With an unassuming demeanor, Aiyer shies away from personal talk. She did say that her motivation to tackle injustice stems from feeling like an outsider, both before and during her time on Wall Street. Born in India, she lived in different parts of the country, having to navigate its myriad languages and cultures. She eventually moved to the U.S. in the early 1980s to study for an MBA at Harvard Business School, a rarity for minority women at the time.
When she began her career in finance—an industry dominated by White men—she recalls how she was passed over for key client accounts or even making presentations. “I always felt like the outsider looking in,’’ she said.
“We want to make sure companies are paying attention to what they are signing up to and paying for.”
In 2003, Aiyer started Boston Common, which is majority female-owned. The firm is part of a small army of ESG investors who buy shares in companies, then meet with executives to discuss everything from sale of surveillance technologies to environmentally harmful projects. If those discussions falter, they file shareholder resolutions that can be voted on at annual meetings, or divest altogether. Such environmental, social and governance investors often work in tandem with advocacy groups and each other.
While the win against the Washington NFL team was gratifying (asked for comment, FedEx said it appreciated “the team’s decision”), Aiyer has moved on. Now, her firm will redouble its efforts to get publicly traded companies, ranging from retail to health care, to sharpen their ESG metrics. Among the proposed strategies are tying compensation to racial equity goals, examining supply chains and addressing implicit biases in marketing.

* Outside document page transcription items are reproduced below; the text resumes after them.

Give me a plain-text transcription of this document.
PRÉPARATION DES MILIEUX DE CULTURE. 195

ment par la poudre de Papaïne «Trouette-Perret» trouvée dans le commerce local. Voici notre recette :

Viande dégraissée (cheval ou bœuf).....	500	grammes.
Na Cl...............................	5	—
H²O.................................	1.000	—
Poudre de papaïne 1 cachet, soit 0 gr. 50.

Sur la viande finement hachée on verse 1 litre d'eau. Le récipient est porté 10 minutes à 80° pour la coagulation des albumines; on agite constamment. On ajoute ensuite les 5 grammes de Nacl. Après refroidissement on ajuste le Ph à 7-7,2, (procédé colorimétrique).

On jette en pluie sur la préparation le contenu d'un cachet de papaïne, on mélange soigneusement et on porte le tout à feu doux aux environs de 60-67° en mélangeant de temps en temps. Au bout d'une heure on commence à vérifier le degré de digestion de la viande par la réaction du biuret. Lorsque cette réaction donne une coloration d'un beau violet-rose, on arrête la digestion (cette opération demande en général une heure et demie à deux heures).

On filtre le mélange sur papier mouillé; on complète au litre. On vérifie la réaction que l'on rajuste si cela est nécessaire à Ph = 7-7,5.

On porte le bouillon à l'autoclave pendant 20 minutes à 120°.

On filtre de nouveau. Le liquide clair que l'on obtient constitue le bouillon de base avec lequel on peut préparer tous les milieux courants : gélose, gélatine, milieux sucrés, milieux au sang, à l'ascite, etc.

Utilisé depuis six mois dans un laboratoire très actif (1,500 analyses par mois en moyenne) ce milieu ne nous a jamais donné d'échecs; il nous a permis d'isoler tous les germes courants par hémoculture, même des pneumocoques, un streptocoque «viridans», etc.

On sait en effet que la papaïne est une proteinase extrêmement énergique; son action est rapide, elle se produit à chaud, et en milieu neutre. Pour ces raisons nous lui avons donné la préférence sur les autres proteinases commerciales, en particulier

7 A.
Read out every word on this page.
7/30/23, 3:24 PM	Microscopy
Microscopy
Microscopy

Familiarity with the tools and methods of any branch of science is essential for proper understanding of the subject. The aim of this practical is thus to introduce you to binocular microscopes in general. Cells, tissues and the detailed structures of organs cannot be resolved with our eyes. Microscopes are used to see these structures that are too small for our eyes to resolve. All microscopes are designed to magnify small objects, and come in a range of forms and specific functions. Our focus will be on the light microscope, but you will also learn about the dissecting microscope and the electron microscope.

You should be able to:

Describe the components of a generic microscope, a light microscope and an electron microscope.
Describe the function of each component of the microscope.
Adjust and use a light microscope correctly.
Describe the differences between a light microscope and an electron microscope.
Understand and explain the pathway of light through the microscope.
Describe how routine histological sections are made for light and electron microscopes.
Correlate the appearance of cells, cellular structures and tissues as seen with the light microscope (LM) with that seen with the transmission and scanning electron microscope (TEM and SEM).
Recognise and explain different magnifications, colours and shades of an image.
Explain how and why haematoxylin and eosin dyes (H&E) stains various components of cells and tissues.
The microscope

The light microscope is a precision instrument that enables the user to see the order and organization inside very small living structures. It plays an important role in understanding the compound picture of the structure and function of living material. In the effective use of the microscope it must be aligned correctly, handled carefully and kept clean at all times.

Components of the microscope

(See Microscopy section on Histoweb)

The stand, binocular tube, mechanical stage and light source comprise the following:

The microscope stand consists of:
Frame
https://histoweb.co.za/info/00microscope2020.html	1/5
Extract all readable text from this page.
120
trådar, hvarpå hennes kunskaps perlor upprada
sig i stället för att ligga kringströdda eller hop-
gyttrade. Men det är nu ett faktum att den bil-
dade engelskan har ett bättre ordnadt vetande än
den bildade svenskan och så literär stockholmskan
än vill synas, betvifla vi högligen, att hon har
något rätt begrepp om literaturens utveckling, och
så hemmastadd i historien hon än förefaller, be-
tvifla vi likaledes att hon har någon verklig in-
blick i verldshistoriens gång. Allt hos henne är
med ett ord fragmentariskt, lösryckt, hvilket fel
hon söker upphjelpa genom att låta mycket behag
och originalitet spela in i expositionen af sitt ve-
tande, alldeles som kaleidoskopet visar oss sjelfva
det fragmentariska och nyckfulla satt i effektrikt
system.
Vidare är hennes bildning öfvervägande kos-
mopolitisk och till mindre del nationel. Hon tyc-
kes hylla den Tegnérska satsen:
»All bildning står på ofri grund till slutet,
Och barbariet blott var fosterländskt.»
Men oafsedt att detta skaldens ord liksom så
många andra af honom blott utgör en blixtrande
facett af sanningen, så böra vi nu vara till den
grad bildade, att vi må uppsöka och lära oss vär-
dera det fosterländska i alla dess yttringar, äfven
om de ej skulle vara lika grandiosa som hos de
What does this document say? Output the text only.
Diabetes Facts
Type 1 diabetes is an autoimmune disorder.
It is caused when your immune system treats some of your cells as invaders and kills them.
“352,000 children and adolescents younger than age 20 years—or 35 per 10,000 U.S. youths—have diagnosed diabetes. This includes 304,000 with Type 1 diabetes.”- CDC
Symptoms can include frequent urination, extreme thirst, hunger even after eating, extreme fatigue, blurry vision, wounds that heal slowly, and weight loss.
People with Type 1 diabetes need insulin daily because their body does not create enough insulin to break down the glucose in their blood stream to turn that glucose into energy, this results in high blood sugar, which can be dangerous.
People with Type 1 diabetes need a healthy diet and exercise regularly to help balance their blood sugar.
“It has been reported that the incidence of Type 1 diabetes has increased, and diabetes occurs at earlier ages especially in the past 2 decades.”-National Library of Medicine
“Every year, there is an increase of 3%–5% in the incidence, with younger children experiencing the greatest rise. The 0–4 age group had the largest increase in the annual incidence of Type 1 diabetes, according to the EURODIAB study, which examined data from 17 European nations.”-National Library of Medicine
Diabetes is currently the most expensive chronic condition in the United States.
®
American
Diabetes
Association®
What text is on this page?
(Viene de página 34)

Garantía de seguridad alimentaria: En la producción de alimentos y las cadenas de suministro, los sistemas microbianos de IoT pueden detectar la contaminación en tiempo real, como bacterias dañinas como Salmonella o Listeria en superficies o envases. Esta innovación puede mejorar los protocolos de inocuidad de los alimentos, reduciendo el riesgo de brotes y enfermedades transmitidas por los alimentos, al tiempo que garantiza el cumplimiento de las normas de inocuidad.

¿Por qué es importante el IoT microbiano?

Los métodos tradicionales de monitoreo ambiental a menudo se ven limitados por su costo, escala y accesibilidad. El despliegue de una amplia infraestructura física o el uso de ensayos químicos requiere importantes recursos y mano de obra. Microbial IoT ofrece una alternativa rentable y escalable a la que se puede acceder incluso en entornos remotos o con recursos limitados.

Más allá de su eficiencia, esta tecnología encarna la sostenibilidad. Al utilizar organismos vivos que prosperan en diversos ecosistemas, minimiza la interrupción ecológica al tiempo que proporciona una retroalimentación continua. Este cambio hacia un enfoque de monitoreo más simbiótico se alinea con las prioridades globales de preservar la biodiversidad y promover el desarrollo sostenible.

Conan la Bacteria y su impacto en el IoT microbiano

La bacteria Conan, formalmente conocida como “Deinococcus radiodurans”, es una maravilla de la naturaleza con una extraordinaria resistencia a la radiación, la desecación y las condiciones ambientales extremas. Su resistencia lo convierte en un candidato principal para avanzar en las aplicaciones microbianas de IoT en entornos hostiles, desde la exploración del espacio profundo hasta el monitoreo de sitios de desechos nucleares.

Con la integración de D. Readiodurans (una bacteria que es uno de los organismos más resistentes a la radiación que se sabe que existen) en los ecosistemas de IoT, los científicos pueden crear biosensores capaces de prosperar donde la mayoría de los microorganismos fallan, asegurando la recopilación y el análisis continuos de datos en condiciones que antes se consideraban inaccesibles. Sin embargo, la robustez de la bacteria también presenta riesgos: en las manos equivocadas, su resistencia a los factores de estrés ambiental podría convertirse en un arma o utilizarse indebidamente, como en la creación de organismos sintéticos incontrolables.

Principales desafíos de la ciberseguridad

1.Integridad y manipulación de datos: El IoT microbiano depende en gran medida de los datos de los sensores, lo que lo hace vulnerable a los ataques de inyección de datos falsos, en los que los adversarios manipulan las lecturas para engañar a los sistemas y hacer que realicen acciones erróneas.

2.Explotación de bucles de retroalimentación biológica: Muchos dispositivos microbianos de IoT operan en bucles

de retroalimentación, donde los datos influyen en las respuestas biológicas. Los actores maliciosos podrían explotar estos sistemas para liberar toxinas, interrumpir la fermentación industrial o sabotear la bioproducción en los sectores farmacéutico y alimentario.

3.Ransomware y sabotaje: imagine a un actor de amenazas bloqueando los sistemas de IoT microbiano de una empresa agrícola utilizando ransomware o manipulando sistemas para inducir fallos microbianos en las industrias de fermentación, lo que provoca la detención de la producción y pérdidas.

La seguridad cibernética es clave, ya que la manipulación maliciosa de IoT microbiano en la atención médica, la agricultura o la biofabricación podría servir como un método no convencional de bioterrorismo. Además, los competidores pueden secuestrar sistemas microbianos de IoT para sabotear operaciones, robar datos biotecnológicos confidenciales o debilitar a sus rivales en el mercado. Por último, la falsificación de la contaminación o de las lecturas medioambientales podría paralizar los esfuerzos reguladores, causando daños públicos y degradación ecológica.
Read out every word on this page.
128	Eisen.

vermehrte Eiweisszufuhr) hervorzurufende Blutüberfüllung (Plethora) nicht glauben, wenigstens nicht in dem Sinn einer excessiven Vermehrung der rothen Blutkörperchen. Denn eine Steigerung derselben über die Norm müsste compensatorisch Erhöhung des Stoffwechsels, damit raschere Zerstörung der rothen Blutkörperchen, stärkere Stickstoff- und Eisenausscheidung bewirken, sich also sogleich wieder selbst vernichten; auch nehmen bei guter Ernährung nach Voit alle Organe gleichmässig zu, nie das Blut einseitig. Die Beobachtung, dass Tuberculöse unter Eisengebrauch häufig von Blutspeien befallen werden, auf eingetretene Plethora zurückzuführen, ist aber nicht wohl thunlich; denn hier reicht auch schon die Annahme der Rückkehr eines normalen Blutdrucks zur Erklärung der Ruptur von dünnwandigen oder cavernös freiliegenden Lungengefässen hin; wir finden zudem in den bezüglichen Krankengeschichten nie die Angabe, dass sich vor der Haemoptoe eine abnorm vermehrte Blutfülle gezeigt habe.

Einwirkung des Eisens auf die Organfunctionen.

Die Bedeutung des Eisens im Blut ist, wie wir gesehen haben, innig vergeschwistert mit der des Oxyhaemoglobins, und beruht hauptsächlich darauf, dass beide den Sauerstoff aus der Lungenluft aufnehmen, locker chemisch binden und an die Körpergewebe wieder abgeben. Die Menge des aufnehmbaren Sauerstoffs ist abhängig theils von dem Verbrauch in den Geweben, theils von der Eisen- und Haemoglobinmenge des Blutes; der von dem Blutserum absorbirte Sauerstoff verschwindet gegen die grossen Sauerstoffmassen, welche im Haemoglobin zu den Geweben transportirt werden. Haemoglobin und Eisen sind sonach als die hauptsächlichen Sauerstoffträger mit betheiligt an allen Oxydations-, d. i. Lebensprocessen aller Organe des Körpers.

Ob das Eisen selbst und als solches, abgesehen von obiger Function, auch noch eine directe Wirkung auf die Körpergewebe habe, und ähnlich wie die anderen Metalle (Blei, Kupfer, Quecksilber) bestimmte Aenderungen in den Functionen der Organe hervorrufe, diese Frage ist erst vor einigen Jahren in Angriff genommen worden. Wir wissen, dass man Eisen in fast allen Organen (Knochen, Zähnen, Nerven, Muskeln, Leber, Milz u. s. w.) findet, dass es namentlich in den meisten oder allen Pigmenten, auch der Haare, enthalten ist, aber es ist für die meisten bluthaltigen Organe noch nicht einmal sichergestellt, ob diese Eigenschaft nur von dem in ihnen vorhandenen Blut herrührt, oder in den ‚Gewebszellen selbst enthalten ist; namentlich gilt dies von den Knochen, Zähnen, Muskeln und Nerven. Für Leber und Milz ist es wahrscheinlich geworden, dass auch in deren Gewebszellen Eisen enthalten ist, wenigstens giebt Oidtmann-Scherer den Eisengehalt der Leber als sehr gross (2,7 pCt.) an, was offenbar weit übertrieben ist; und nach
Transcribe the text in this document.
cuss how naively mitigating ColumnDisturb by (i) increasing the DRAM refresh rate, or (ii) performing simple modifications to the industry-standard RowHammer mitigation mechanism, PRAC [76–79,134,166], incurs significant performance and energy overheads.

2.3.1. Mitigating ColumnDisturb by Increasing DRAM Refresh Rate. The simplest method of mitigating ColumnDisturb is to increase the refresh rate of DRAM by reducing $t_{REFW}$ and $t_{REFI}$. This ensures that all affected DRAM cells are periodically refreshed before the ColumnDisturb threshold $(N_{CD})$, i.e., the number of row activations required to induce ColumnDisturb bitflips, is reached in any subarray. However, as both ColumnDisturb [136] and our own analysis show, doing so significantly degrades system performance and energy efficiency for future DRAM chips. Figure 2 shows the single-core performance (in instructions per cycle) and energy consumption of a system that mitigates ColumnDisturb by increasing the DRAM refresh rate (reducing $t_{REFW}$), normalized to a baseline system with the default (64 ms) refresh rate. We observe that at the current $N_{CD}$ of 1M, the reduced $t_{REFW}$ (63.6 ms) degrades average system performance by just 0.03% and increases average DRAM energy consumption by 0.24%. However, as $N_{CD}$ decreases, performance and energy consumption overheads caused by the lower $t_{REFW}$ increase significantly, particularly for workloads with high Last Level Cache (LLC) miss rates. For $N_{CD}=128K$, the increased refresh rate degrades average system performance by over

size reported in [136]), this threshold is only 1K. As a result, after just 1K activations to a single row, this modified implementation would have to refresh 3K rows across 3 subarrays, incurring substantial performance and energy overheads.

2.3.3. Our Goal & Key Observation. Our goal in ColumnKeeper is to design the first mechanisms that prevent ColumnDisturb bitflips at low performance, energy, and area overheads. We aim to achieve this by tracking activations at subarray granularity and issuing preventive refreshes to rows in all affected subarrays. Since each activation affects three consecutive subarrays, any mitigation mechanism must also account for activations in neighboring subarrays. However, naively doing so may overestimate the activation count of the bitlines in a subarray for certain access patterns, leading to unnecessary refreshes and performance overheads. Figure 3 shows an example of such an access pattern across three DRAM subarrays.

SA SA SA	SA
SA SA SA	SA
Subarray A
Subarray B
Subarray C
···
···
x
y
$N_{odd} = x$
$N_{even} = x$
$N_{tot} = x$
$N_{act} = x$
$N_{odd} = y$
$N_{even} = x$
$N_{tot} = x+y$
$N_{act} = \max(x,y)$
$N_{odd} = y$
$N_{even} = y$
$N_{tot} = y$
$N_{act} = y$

[More: Q&A: Harvard impact investing expert on proposed ESG rule]
Boston Common also plans to push executives to disclose their support of — or membership in— organizations advocating for policies that unfairly impact minorities. She cited the American Legislative Exchange Council, or ALEC, a conservative group that supports legislation favoring gun rights, including so-called stand your ground laws.
“We want to make sure companies are paying attention to what they are signing up to and paying for,’’ Aiyer said.
And as corporations confront the lack of diversity within their ranks, Aiyer said they also need to match efforts they’re making on measuring and disclosing carbon emissions. She said upper management tends to wrongly view diversity as a zero-sum game instead of as a common good—much as executives view addressing the climate crisis.
“Diversity is not just about numbers, but about wealth-building opportunities that afford protections and privileges in all areas, such as housing, education and criminal justice encounters,’’ Aiyer said. “Financial and net worth inequity is a very big undergirding of injustice.”